Growing up in the fifties was really very carefree. For parents too because they didn't know where we were for most of the day. "Oh they're just out playing". And we were, but if it was in today's world, child welfare would have whisked us away. I was ten or eleven when I got my first bike. It had belonged to a Finnish boy whose father was killed building the sea-to-sky highway and he and his mom were moving back to Finland. That bike just expanded my world exponentially. There was usually a gang of us as we headed out in the morning. I would go over to Dave Treger's and probably run into Earl Netzlaw on the way. Dave's younger brother Tim would usually come if we were going fishing in one of the creeks running down the hill that is Coquitlam.
The key to any successful education is the excellence of the instructors. Dave had an older brother Gerry from whom most of our wisdom came. It was at the Tregers' that I learned to make slingshots. Maple crooks abounded in our bush and there never appeared to be a shortage of bike innertubes for rubber and shoe tongues for pockets.
I have wondered what Mr. Treger thought of all the tongueless shoes that his family sported. Slingshots weren't always used for good when I winged a stone off the pavement into a neighbour girls leg as she was speeding down the road on her bike. It was a good shot but her father chased us into the bush for miles. We hung around in the bush a lot. All that is left of that bush now is Mundy Park with its two small bog lakes - Mundy Lake and Lost Lake. We became adept at bringing down tall alders that were 6 or 8 inches at the butt and building log forts. Nobody was crushed by falling trees or whacked with an axe. The same was for building rafts on the lakes. It was usually green alder that was used and it barely floated above the surface. I wonder now if we always travelled with an axe. I didn't have one so it must have been the Tregers. Austin Road ended near our houses and the trail led through the bush to the power-line (the power-line that just fell into the Fraser the other day) and down to Essondale, the mental asylum as it was known then.
Essondale had extensive orchards and cherry season would draw us down the hill. In those days, a few people who were former inmates had built crude shacks in the bush and had planted gardens and lived, summers anyway, there. We never thought anything of running into people there, that's just how it was. Essondale also had extensive farms, known as Colony Farms, between the Lougheed Highway and the Fraser River where they raised prize winning (at the PNE) cattle, hogs and sheep. In those days, most institutions like that and like penitentiaries had their own farms where some inmates were able to work and the food raised was used in the institution. It seems so logical that good, healthy, meaningful work would be beneficial to recovery.
Occasionally, we would head for Colony Farms and ride the sheep. An end to that came when Earl Netzlaw picked a ram to ride and the ram's horn hooked Earl in the nostril and ripped it open. Don't tell your mom Earl or we'll really be in trouble. Parents were on a "Need to Know" basis and unless a limb was lost, they didn't need to know, and probably, didn't want to know.
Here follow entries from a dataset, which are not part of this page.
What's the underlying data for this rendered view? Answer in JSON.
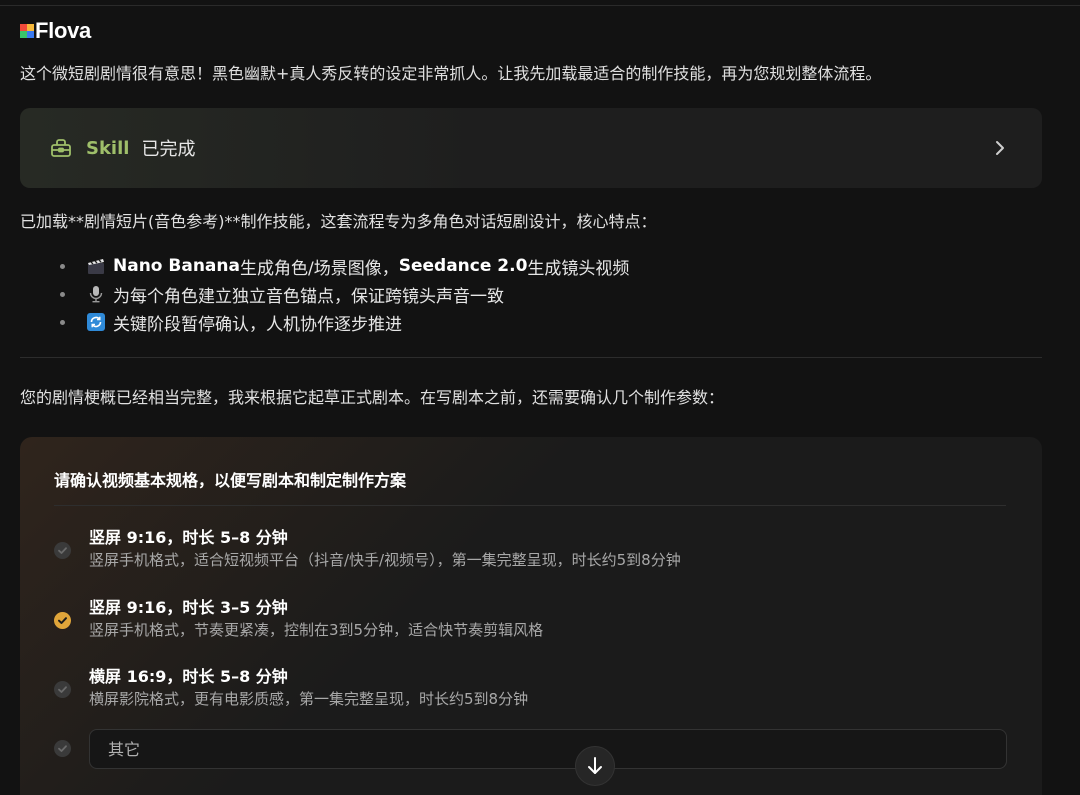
{
  "app": {
    "name": "Flova"
  },
  "intro_text": "这个微短剧剧情很有意思！黑色幽默+真人秀反转的设定非常抓人。让我先加载最适合的制作技能，再为您规划整体流程。",
  "skill_card": {
    "label": "Skill",
    "status": "已完成",
    "accent": "#9fbf6a"
  },
  "skill_desc": "已加载**剧情短片(音色参考)**制作技能，这套流程专为多角色对话短剧设计，核心特点：",
  "bullets": [
    {
      "icon": "clapper-board-icon",
      "b1": "Nano Banana",
      "t1": " 生成角色/场景图像，",
      "b2": "Seedance 2.0",
      "t2": " 生成镜头视频"
    },
    {
      "icon": "microphone-icon",
      "t1": "为每个角色建立独立音色锚点，保证跨镜头声音一致"
    },
    {
      "icon": "cycle-arrows-icon",
      "t1": "关键阶段暂停确认，人机协作逐步推进"
    }
  ],
  "followup_text": "您的剧情梗概已经相当完整，我来根据它起草正式剧本。在写剧本之前，还需要确认几个制作参数：",
  "options_card": {
    "title": "请确认视频基本规格，以便写剧本和制定制作方案",
    "selected_color": "#e0a53a",
    "options": [
      {
        "title": "竖屏 9:16，时长 5–8 分钟",
        "desc": "竖屏手机格式，适合短视频平台（抖音/快手/视频号），第一集完整呈现，时长约5到8分钟",
        "selected": false
      },
      {
        "title": "竖屏 9:16，时长 3–5 分钟",
        "desc": "竖屏手机格式，节奏更紧凑，控制在3到5分钟，适合快节奏剪辑风格",
        "selected": true
      },
      {
        "title": "横屏 16:9，时长 5–8 分钟",
        "desc": "横屏影院格式，更有电影质感，第一集完整呈现，时长约5到8分钟",
        "selected": false
      }
    ],
    "other_placeholder": "其它"
  }
}
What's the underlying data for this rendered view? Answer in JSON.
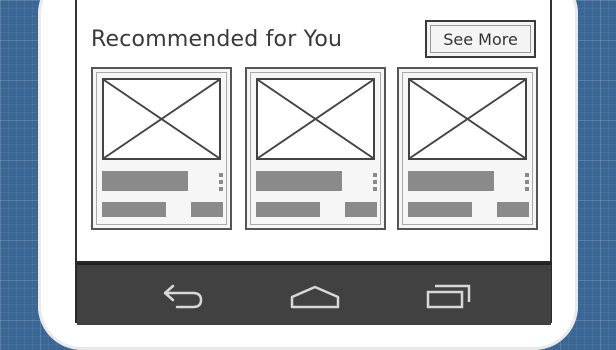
{
  "section": {
    "title": "Recommended for You",
    "see_more_label": "See More"
  },
  "cards": [
    {
      "image": "placeholder-image-icon"
    },
    {
      "image": "placeholder-image-icon"
    },
    {
      "image": "placeholder-image-icon"
    }
  ],
  "nav": {
    "back_icon": "back-icon",
    "home_icon": "home-icon",
    "recents_icon": "recent-apps-icon"
  },
  "colors": {
    "background": "#3a6796",
    "nav_bar": "#414141",
    "placeholder_text": "#8a8a8a"
  }
}
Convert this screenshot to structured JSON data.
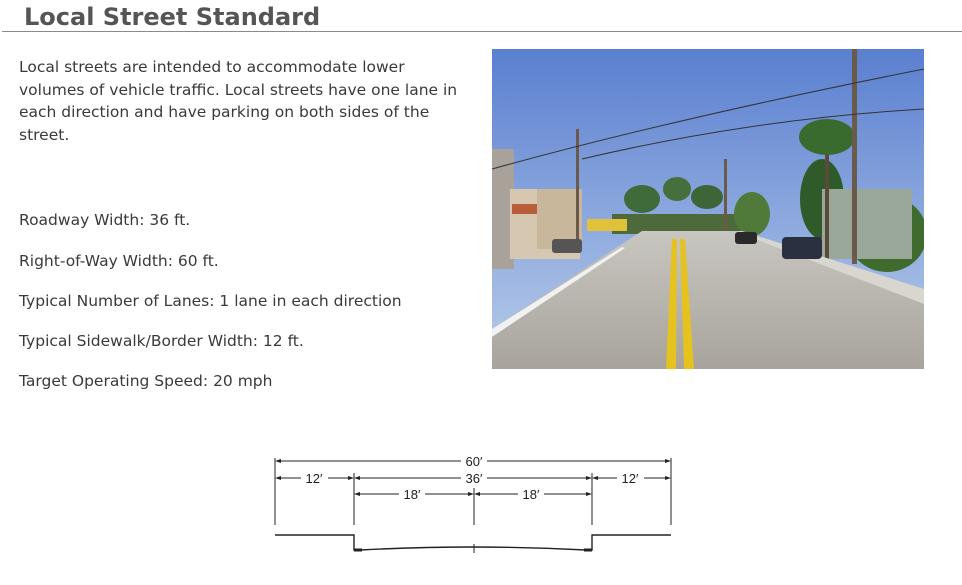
{
  "header": {
    "title": "Local Street Standard"
  },
  "intro": "Local streets are intended to accommodate lower volumes of vehicle traffic. Local streets have one lane in each direction and have parking on both sides of the street.",
  "specs": [
    {
      "label": "Roadway Width:",
      "value": "36 ft."
    },
    {
      "label": "Right-of-Way Width:",
      "value": "60 ft."
    },
    {
      "label": "Typical Number of Lanes:",
      "value": "1 lane in each direction"
    },
    {
      "label": "Typical Sidewalk/Border Width:",
      "value": "12 ft."
    },
    {
      "label": "Target Operating Speed:",
      "value": "20 mph"
    }
  ],
  "diagram": {
    "right_of_way": "60′",
    "roadway": "36′",
    "sidewalk_left": "12′",
    "sidewalk_right": "12′",
    "lane_left": "18′",
    "lane_right": "18′"
  },
  "colors": {
    "title": "#555555",
    "body_text": "#3a3a3a",
    "sky": "#6f8fd6",
    "asphalt": "#b9b6ae",
    "center_line": "#e6c21e"
  }
}
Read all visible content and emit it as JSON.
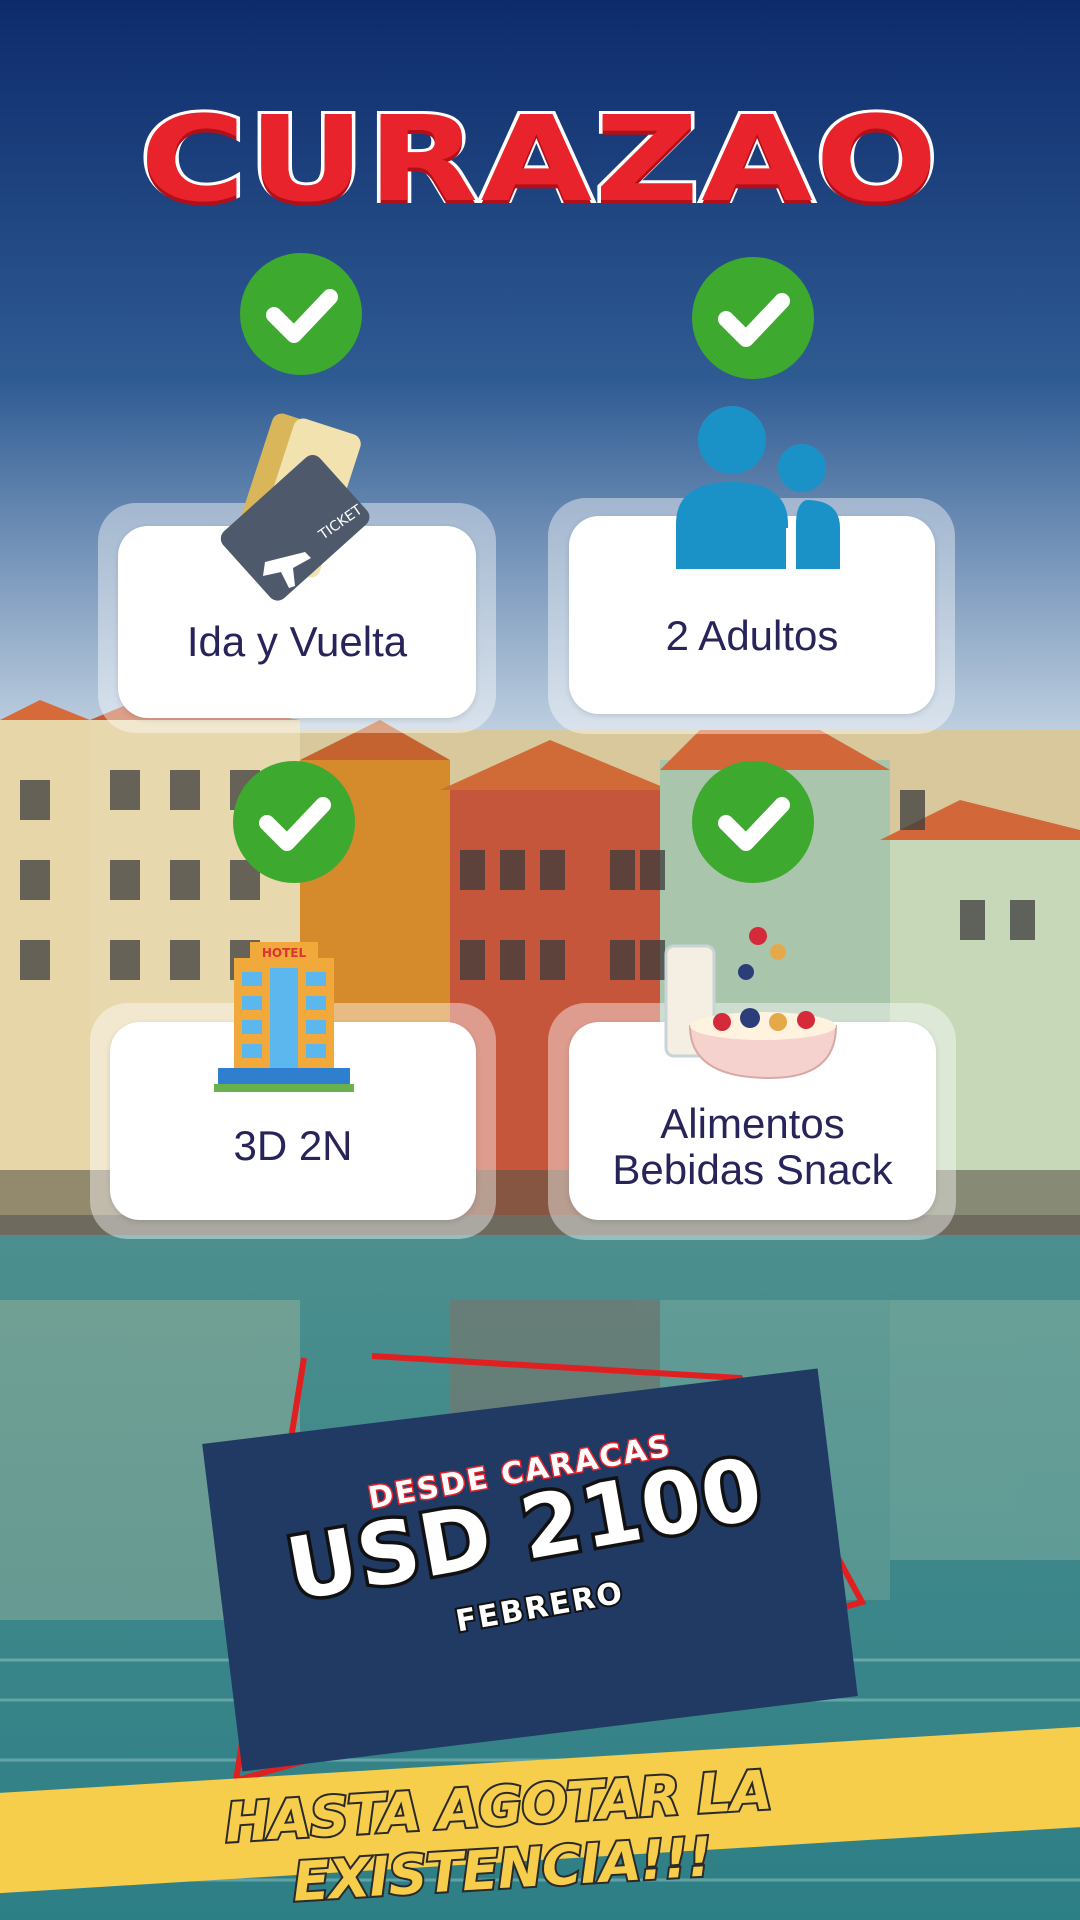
{
  "title": "CURAZAO",
  "features": [
    {
      "label": "Ida y Vuelta",
      "icon": "ticket-icon",
      "checked": true
    },
    {
      "label": "2 Adultos",
      "icon": "people-icon",
      "checked": true
    },
    {
      "label": "3D 2N",
      "icon": "hotel-icon",
      "checked": true
    },
    {
      "label_line1": "Alimentos",
      "label_line2": "Bebidas Snack",
      "icon": "breakfast-bowl-icon",
      "checked": true
    }
  ],
  "price": {
    "from_label": "DESDE CARACAS",
    "amount": "USD 2100",
    "month": "FEBRERO"
  },
  "banner": "HASTA AGOTAR LA EXISTENCIA!!!",
  "hotel_sign": "HOTEL",
  "ticket_word": "TICKET",
  "colors": {
    "title_red": "#e8232b",
    "check_green": "#3ea92f",
    "label_navy": "#27245a",
    "price_panel": "#213a63",
    "banner_yellow": "#f7cd4c",
    "people_blue": "#1b92c7"
  }
}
We must have had some close calls but I can only remember one really close childhood call. It must have been about 1954 and we hadn't moved up to Tregers' neighbourhood yet. My friend Ronnie Garneau and I had wandered up to the dump at the end of Como Lake Road. The site is now a high school, Dr. Charles Best. Rumour had it that some kid had found a 5 dollar bill in some discarded clothing so every kid in the municipality made the dump part of their rounds.
Two men were shooting a handgun at some cans set up on the overturned frame of a car and as we walked well in the back of them, a ricochet drilled a groove into the back of Ronnie's scalp. We were walking side by side and either one of us could have been a casualty. Ronnie told his dad but my parents didn't need to know. Towards New Westminster from Colony Farms is Leeder Creek, where the Port Mann Bridge is today. This was an area where log booms were tied up waiting to be processed at one of the many mills in Coquitlam/New Westminster, the largest being Fraser Mills in Maillardville. We often rode in our gum boots, fashionably turned down at the top, and would go fishing from the log booms. Running across the floating logs never seemed to be a problem and when one sunk down it was just logical to jump on to the next one. I suppose we were lucky and the most we got was wet feet although I knew a family who lost one of their boys into the river.
In the other direction, in Port Coquitlam, were the large Canadian Pacific Railway yards and roundhouse. I don't know if we always happened there at lunch or what but there never seemed to be anybody around the roundhouse. The turntable for lining up the locomotives with the roundhouse doors was powered by steam and quite simply by turning a handle we could make it go. I don't remember ever being chased away from there. That roundhouse is no longer there but it must have been at least ten miles from our place which was at the top of the hill and the roundhouse was at river level. I would be hard pressed today to jump on a bike and make that trip.
I know that times have changed and bad things happen to kids who are out on their own but we were carefree. We went where we wanted, didn't really get into bad trouble, weren't harassed by anybody and survived to become self reliant. We grew up with the confidence to tackle anything and often did.